Go to: http://www.co.contra-costa.ca.us/depart/cd/recycle/illegal-dumping.htm to report pollution and illegal dumping incidents.
Many of these wastes are recyclable. Learn more at Contra Costa County Household Hazardous Waste Website:
Use garden and lawn chemicals sparingly and never when it is windy or raining. Lawn chemicals can be carried by the wind or water runoff into creeks. Read pesticide labels carefully. Pesticides and herbicides are toxic to people, pets, wildlife and fish.

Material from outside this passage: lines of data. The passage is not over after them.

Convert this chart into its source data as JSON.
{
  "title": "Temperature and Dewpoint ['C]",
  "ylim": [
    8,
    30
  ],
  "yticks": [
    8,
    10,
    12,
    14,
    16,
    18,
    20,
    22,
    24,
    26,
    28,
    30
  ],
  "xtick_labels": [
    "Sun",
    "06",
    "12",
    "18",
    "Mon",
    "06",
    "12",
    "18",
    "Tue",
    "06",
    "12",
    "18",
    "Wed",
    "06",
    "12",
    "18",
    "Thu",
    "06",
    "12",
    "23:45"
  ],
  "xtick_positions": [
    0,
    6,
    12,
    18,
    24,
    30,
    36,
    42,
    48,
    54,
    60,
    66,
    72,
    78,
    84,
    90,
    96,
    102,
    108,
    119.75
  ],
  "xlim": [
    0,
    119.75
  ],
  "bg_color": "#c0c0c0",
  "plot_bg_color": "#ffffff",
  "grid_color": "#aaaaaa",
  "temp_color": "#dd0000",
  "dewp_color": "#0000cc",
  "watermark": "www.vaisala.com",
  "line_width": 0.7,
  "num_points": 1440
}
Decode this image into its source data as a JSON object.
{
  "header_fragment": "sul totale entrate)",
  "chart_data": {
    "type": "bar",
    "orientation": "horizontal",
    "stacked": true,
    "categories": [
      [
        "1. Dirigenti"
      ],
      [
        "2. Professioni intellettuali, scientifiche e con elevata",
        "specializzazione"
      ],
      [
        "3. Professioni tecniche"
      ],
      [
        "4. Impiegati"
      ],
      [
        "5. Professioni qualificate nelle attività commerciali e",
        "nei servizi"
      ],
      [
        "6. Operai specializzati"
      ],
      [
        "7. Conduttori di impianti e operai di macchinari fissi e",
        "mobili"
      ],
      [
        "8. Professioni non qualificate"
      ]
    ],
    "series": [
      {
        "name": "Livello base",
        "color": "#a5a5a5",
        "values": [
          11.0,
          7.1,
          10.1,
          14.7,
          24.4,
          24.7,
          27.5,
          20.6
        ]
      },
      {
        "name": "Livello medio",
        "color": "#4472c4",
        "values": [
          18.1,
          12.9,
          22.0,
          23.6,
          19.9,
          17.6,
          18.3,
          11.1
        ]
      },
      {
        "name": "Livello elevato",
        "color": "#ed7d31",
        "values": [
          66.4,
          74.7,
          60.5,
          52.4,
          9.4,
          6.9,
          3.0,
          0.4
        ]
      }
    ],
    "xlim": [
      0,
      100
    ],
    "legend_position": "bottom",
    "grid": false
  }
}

A properly chosen ornamental plant and, especially, a California native plant can be more pest resistant and require less chemicals and fertilizers to survive.
- Encourage beneficial insects such as ladybugs, praying mantises, lacewings, and ground beetles.
- Use less toxic pesticides such as soap and water solutions or insecticide oils before using more costly and toxic insecticides.